Like her Method Acting teachers, Emma leads the cast in relaxation before every rehearsal and performance. Emma believes that “grounding the work in sense memory” is one the most important parts of the rehearsal process. She adds how the private moment exercise was crucial in her recent production of Hamlet Split Apart, claiming sensory exercises lead to “a beautiful kind of limbo between who you are and who your character is,” which is “fully Strasberg”. 

Charlie – LSTFI Alumna Directs LSTFI Teacher

Emma strongly believes there must be a reason behind every RJ Theatre Company production. This is clearly evident in her original work, Charlie. Described as “an intimate family drama, touching on choice, loss and moving on”, the piece, written and directed by Emma, “is colored by recent and ongoing changes in women’s rights laws”. All cast, crew, and production team members were part of the LSTFI community, and the show even starred Method Acting professor Marcel Simoneau

While attending LSTFI, Emma took several of Marcel’s classes, including his Method Acting and Selftape courses. When asked about the experience of directing a former teacher, she refers to it as “incredible” and adds that she is “a very big fan” of Marcel as an actor, teacher, and mentor. For Emma, Marcel’s continued professionalism was especially noteworthy: “You have to work in the industry a bunch to understand your place in the room as an actor…and what’s collaboration and what’s stepping on people’s jobs. I was so lucky having Marcel in that room.” Although giving rehearsal notes to a former teacher was intimidating, Emma feels that Charlie was her “best directing experience” yet.

Hamlet Split Apart

After Charlie, RJ Theatre Company staged a 55-minute adaptation of Shakespeare’s Hamlet titled Hamlet Split Apart. Since performing in Gary Lagden’s reimagination of Hamlet at the Royal Academy of Dramatic Arts in 2018, Emma feels a continued connection to the play and the character of Ophelia: “Ophelia is the character I feel most protective of. I feel like she gets misinterpreted a lot. She’s such a strong young woman. They break her and it’s awful, but if she was broken to begin with, where’s the tragedy in that?” 

Emma modeled Hamlet Split Apart on Lagden’s adaptation where the character of Hamlet was split into four roles. She consulted with a clinical psychologist to diagnose each Hamlet with a different trait of Dissociative Identity Disorder (DID). Emma chose to tackle this incredibly well-known play because she argues it is still the most relevant Shakespeare play. She often wonders if Shakespeare had knowledge of different mental illnesses: “Could he vocalize it?

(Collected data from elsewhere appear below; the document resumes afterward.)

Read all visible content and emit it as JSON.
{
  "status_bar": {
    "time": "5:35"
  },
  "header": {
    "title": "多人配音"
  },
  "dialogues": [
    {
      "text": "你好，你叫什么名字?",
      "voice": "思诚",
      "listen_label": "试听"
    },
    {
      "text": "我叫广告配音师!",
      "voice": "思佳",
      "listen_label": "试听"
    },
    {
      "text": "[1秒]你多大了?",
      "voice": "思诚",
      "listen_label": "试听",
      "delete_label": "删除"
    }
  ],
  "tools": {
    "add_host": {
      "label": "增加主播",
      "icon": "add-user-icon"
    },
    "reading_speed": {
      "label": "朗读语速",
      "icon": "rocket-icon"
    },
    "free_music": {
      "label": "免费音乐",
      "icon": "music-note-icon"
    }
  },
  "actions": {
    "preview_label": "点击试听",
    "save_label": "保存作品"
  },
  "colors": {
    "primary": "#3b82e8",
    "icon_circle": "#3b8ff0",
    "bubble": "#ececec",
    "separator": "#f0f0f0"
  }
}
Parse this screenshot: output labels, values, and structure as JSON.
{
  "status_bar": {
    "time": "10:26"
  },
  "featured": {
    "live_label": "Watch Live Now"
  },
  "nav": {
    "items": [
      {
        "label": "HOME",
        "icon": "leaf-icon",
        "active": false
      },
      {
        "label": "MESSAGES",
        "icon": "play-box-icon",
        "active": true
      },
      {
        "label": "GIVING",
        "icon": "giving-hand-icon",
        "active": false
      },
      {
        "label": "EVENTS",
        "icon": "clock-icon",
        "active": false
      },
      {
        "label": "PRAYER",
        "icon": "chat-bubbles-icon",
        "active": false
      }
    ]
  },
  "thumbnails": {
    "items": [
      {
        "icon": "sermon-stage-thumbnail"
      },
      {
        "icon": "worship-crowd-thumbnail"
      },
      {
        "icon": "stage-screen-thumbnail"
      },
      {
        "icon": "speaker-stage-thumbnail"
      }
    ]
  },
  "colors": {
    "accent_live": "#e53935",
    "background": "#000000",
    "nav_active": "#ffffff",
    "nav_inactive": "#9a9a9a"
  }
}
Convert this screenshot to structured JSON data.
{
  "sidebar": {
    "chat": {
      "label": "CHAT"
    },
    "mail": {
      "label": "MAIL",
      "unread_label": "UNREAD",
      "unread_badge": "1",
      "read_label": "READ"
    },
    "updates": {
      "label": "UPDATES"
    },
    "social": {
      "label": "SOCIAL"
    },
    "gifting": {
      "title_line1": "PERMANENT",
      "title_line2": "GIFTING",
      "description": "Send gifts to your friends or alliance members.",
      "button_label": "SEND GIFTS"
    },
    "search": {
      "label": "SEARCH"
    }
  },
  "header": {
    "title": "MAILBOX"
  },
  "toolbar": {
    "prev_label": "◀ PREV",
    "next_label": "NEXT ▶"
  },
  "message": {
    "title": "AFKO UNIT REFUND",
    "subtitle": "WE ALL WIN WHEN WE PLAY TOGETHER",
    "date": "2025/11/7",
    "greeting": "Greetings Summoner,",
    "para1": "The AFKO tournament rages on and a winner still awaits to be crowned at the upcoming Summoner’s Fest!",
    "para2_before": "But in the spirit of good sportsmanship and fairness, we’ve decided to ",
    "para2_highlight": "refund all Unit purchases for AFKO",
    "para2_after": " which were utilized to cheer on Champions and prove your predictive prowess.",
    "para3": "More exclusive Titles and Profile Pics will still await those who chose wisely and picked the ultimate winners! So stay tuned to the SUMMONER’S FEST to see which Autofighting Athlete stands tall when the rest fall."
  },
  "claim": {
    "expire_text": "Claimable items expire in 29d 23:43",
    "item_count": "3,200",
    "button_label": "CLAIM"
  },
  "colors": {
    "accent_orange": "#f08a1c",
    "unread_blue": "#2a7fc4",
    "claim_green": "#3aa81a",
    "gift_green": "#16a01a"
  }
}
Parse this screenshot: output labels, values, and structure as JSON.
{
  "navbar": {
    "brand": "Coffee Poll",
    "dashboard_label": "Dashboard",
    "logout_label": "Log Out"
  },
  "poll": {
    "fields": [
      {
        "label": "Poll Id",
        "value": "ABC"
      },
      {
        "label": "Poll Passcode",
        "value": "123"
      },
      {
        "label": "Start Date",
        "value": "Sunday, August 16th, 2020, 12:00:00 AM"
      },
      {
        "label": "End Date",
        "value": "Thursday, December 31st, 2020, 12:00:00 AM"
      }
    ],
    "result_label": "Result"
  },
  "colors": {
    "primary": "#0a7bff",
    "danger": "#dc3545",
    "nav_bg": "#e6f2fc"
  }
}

Or did he just innately understand human beings?” 

Consisting of another all-LSTFI cast, stage manager, and creative team, Emma feels incredibly grateful to be able to collaborate with artists in the LSTFI community, especially because of the “shared language in the room”. She says, “We had such support from the Strasberg community…There’s a line in the play where Polonius is speaking to Hamlet and he turns to the audience and says, ‘Though this be madness, yet there is method in’t.’ We all laughed and we all knew why.” Succinctly put, Emma says, “What I love about Strasberg is you get to meet so many people from so many different places and form this wonderful, creative orb around you of actors and people who do things that extend beyond acting. I don’t know another place that is that way.” 

What’s Next?

This is only the beginning for Emma and RJ Theatre Company. Lately, Emma has been spending the majority of her time writing her third original play and a television show. She has tentative plans to revisit her first original show, Plasters, in New York City and hopes to continue staging a series of classics in 55 minutes. 

When giving advice to current LSTFI students or soon-to-be alumni, Emma says, “It’s important to check in with yourself and realize what comes naturally to you… Instead of beating yourself up or constantly looking at what other people are doing, check in with yourself and see what you can do.” 

The moral of the story? “Be afraid and do it anyway.”